Alex McLevy of The A.V. Club gave the episode a "B–" grade and wrote, "Mr. Robots season-three premiere is a surprisingly morose and muted installment. 'Power-save-mode' may be a reference to Angela, but it fits the episode itself, the show turning away from tumbling any further down the rabbit hole, instead hitting pause on the intrigue and pulling back from the radical nature of its story. Like Elliot, it seems wary of going too far too fast, hedging its bets and sending its protagonist headlong into an explicitly counterrevolutionary stance."

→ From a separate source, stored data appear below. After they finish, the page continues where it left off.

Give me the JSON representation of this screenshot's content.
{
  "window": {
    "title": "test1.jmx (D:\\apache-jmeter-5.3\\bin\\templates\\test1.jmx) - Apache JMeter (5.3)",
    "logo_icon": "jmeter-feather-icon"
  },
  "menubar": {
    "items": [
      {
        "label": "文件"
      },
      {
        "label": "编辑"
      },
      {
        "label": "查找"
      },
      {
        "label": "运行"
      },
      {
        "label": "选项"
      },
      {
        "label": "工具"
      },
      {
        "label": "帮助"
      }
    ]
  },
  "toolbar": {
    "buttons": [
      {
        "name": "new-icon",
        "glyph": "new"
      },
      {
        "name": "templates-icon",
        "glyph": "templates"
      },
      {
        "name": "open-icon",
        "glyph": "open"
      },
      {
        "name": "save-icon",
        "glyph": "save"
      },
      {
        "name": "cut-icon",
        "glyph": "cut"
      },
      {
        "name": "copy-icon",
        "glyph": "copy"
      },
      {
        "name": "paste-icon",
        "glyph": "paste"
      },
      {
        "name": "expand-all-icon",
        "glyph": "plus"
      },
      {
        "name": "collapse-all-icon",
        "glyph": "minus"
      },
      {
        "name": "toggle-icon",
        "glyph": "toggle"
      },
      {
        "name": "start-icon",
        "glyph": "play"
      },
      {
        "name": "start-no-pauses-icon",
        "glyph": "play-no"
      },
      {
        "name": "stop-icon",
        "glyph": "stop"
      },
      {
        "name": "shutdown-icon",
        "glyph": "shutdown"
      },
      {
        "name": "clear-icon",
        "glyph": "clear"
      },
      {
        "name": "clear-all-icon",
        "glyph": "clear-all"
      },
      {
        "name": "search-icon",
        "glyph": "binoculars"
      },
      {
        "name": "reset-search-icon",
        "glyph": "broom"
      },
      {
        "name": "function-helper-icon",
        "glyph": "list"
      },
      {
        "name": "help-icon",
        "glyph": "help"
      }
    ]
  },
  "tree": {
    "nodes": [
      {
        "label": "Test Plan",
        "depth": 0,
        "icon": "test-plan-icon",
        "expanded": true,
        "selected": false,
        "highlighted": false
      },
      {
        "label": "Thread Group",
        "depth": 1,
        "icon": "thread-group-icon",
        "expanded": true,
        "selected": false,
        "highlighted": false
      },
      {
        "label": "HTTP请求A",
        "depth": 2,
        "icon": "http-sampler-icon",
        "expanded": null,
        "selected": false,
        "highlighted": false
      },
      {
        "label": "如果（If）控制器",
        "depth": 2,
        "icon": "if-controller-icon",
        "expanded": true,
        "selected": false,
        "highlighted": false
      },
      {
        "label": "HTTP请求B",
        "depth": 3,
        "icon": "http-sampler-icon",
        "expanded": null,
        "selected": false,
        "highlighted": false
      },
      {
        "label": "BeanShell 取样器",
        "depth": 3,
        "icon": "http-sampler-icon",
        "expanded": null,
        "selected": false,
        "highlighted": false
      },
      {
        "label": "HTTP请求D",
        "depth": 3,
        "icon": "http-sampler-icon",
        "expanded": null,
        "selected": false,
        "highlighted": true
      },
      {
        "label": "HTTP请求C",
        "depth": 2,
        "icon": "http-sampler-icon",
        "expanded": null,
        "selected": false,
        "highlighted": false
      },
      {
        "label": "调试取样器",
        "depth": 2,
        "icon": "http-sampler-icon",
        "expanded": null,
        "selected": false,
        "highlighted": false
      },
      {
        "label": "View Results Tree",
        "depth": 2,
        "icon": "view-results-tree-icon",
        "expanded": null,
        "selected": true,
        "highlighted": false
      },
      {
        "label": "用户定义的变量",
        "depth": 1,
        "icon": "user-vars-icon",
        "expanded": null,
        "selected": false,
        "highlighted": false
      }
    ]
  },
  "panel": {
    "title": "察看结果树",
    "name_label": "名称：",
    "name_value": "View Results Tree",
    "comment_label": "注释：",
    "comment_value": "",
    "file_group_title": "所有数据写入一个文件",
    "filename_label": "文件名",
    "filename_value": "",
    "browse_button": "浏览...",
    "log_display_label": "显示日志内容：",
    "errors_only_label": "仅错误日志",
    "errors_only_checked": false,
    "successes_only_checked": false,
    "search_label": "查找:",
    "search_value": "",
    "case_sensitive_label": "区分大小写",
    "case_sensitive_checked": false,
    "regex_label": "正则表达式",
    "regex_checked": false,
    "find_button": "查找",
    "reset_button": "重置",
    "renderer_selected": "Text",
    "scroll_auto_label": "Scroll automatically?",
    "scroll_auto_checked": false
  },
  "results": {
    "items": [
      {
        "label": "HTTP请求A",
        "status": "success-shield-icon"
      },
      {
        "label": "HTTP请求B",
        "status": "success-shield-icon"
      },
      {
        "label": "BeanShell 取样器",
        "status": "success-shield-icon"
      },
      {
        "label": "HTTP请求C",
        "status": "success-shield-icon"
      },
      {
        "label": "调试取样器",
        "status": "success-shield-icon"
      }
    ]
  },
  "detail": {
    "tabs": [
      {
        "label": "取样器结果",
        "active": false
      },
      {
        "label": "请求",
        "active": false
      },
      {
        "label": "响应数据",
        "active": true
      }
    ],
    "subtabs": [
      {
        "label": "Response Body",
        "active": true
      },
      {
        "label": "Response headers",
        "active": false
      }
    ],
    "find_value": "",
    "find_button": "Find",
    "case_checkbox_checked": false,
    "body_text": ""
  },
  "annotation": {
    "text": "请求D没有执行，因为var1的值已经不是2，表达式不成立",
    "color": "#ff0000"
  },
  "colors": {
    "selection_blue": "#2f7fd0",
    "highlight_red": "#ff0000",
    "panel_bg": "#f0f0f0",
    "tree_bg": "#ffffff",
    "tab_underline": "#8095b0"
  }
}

Alan Sepinwall of Uproxx wrote, "We'll have to wait to find out what it all means, but this was a very promising start, from Irving's introduction to the way Daft Punk's 'Touch' carried us through the closing minutes." Kyle Fowle of Entertainment Weekly wrote, "Themes of control and perspective dominate 'Eps3.0power-saver-mode.h.' There's a reason why the blackout plays such an integral role in the premiere; this is an episode about power, be it electrical, financial, or mental."

Liz Shannon Miller of IndieWire gave the episode a "B+" grade and wrote, "it's a promising start to a new season, and the surprises lying in wait have us excited. We no longer wonder, per the Season 1 tagline, 'Who is Mr. Robot?' But we also never really know for sure, and that's what keeps us hypnotized." Vikram Murthi of Vulture gave the episode a 4 star rating out of 5 and wrote, "In short, this is a promising premiere that suggests a steadier, more absorbing season going forward. I've been burned before, but ironically enough, I'm somewhat convinced that Mr. Robot needed to travel up its own ass so it could gloriously tunnel its way out."

Alec Bojalad of Den of Geek gave the episode a 4.5 star rating out of 5 and wrote, "It can be hard to glean just exactly what Mr. Robot is about. Now, thanks to an unusually confessional and open premiere it's clear that at its core the show is really just one of the only three stories you can tell: Elliot against himself. Only in this case. Elliot is against himself and... his other self." Caralynn Lippo of TV Fanatic gave the episode a 4.75 star rating out of 5 and wrote, "Overall, this was an extremely strong season opener and set up the upcoming season brilliantly."